UConn Health’s surgeon-in-chief Dr. David McFadden is not surprised. These seven procedures are some of the most common, including gallbladder and appendix removal, and it makes sense that the most common surgeries are also responsible for most of the costs. And since UConn Health is on a constant quest to provide the best care possible, the surgery department was already working on some of the issues discussed in the study.

Just seven procedures account for most of the costs and complications of emergency surgeries in the U.S. each year.

For example, UConn Health participates in the National Surgical Quality Improvement Project (NSQIP), a service that tracks surgical complications such as infections, strokes and heart attacks, and alerts the surgeons to patterns. Catheter-associated urinary tract infections are one such common complication that happens in hospitals across the country. UConn Health surgeons decided that they would no longer accept that.

“We have started a focused, all-out war on catheter-associated urinary tract infections,” says Dr. Stephen Lahey, chief of the Department of Cardiothoracic Surgery and vice chair of quality improvement in the Department of Surgery. The NSQIP data has shown that there are subsets of patients who are much more likely to get urinary tract infections. The surgery department now focuses on those patients and has significantly reduced this type of infection. Reducing post-operative pneumonia in vulnerable populations is the department’s next project, Lahey says.

UConn Health’s work in this area is part of a national focus on improved population health care that stems from the passage of the Affordable Care Act, commonly known as Obamacare. Medicare has begun listing surgical complications that should happen rarely or never, and will lower or deny reimbursement to hospitals where they commonly occur. Private insurers are following suit.
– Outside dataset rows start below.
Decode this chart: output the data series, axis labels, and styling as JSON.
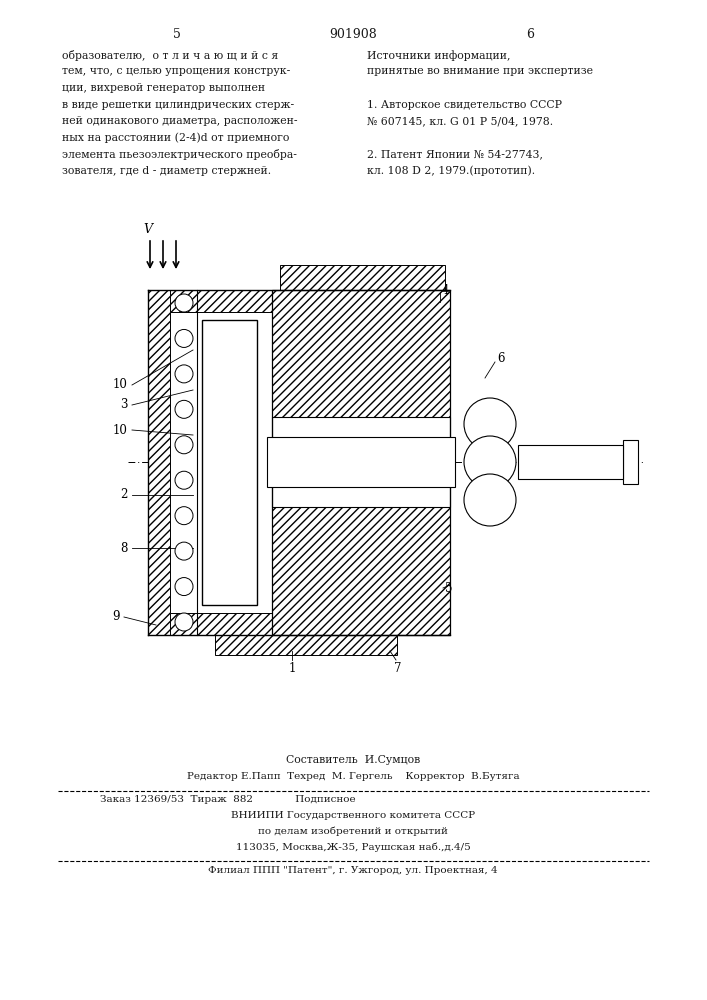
{
  "page_left": "5",
  "page_center": "901908",
  "page_right": "6",
  "col_left": [
    "образователю,  о т л и ч а ю щ и й с я",
    "тем, что, с целью упрощения конструк-",
    "ции, вихревой генератор выполнен",
    "в виде решетки цилиндрических стерж-",
    "ней одинакового диаметра, расположен-",
    "ных на расстоянии (2-4)d от приемного",
    "элемента пьезоэлектрического преобра-",
    "зователя, где d - диаметр стержней."
  ],
  "col_right": [
    "Источники информации,",
    "принятые во внимание при экспертизе",
    "",
    "1. Авторское свидетельство СССР",
    "№ 607145, кл. G 01 P 5/04, 1978.",
    "",
    "2. Патент Японии № 54-27743,",
    "кл. 108 D 2, 1979.(прототип)."
  ],
  "foot1": "Составитель  И.Сумцов",
  "foot2": "Редактор Е.Папп  Техред  М. Гергель    Корректор  В.Бутяга",
  "foot3": "Заказ 12369/53  Тираж  882             Подписное",
  "foot4": "ВНИИПИ Государственного комитета СССР",
  "foot5": "по делам изобретений и открытий",
  "foot6": "113035, Москва,Ж-35, Раушская наб.,д.4/5",
  "foot7": "Филиал ППП \"Патент\", г. Ужгород, ул. Проектная, 4",
  "bg": "#ffffff",
  "fg": "#1a1a1a"
}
This can be a potent incentive for hospitals to support what medical personnel want to do anyway: find and reduce or eliminate the sources of complications.

“While lowering or denying reimbursement for certain patient events such as hospital readmission is a powerful incentive for hospitals to minimize their occurrence, we must never lose sight of the primary reason we do this — providing the best and most appropriate care to our patients,” Lahey says.

The main goal, he says, is “to alleviate suffering and improve the health of the population we serve. If we do that well, the finances will take care of themselves.”